Fiberglass offers exceptional insulating properties. It can be used as insulation for high-voltage power lines to prevent short circuits. It also provides sound and heat insulation. Building insulation made from fiberglass can reduce heat loss by approximately 70%, making it a master at energy conservation and emissions reduction.

Fiberglass's light-conducting properties make it an excellent material for medical endoscopes. Optical fiber glass can transmit laser signals, enabling surgical robots to precisely cut tumors. Conductive fiberglass shields electromagnetic waves and can even be used as coatings for stealth fighter jets!

Car bodies made from fiberglass are approximately 30% lighter than steel, reducing vehicle weight and improving fuel efficiency. Quartz fiberglass can withstand extreme temperatures of 1600°C and is used in firefighting uniforms, rocket heat shields, and spacecraft re-entry heat shields.

Fiberglass also has excellent wave transparency, allowing radar waves to easily penetrate it. Therefore, many military companies use fiberglass in the construction of stealth fighters.

However, due to its extreme corrosion resistance and non-biodegradability, manufacturers and users must implement environmentally friendly recycling measures to prevent significant environmental pollution.

If not properly treated, the waste yarn and wastewater generated during the fiberglass production process can pollute water sources and soil, severely damaging the ecological environment.

During fiberglass production and processing, fiberglass waste forms dust, which disperses into the air and creates suspended particulate matter, a persistent source of pollution.

Prolonged exposure to fiberglass can cause skin allergic reactions and contact dermatitis. Long-term inhalation of fiberglass can cause fine fiber dust to accumulate in the lungs, leading to serious diseases such as pulmonary fibrosis and pneumoconiosis. fiberglass can also irritate the bronchi, causing respiratory problems such as bronchitis and asthma.

Strategies for the Safety and Sustainable Use of fiberglass

If people want to better utilize fiberglass, they must strike a balance between safety and sustainability. The safe use of fiberglass must be addressed right from the source of production and manufacturing.

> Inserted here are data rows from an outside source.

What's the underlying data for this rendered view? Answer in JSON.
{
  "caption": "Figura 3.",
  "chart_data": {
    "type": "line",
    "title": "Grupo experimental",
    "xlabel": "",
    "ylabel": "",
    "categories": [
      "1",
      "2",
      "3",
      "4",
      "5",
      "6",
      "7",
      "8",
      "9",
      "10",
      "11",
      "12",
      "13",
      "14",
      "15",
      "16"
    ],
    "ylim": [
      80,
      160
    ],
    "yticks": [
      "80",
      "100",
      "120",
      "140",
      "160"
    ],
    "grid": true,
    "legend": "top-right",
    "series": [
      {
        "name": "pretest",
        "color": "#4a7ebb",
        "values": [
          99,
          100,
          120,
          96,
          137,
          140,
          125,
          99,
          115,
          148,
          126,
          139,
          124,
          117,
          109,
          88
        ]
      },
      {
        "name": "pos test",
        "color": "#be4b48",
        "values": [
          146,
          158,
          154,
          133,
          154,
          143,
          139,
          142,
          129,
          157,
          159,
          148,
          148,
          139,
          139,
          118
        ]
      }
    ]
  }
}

Advanced technologies such as biosoluble fiberglass, which decomposes in body fluids to prevent lung deposition, and nano-coatings that automatically repair surface cracks and prevent fiberglass release are urgently needed.

At the same time, environmental protection is an essential issue for human health and society. The EU's "New Composites Circular Directive" requires that fiberglass products contain 30% recycled material by 2030.

Siemens wind turbine blades use microwave depolymerization technology, achieving 100% on-site recycling by 2025. Tesla's new battery pack uses bio-coated fiberglass, reducing dust emissions in the workshop by 97%.

Only by achieving genetic material innovation, establishing a smart recycling network, and establishing global standards can we hope to reduce the pollution burden of fiberglass throughout its life cycle by 75% by 2035, thereby protecting human health and ecological safety.

We pursue not only lighter and stronger material performance, but also a commitment to green manufacturing and a circular economy.

We promote green manufacturing, energy conservation and carbon reduction, and full-lifecycle material recycling to achieve clean, intelligent, and closed-loop development in the fiberglass industry.

We build foundations silently and empower invisibly. Let us use fiberglass as a bridge to connect nature and technology, using sustainable materials to build a sustainable future for the world.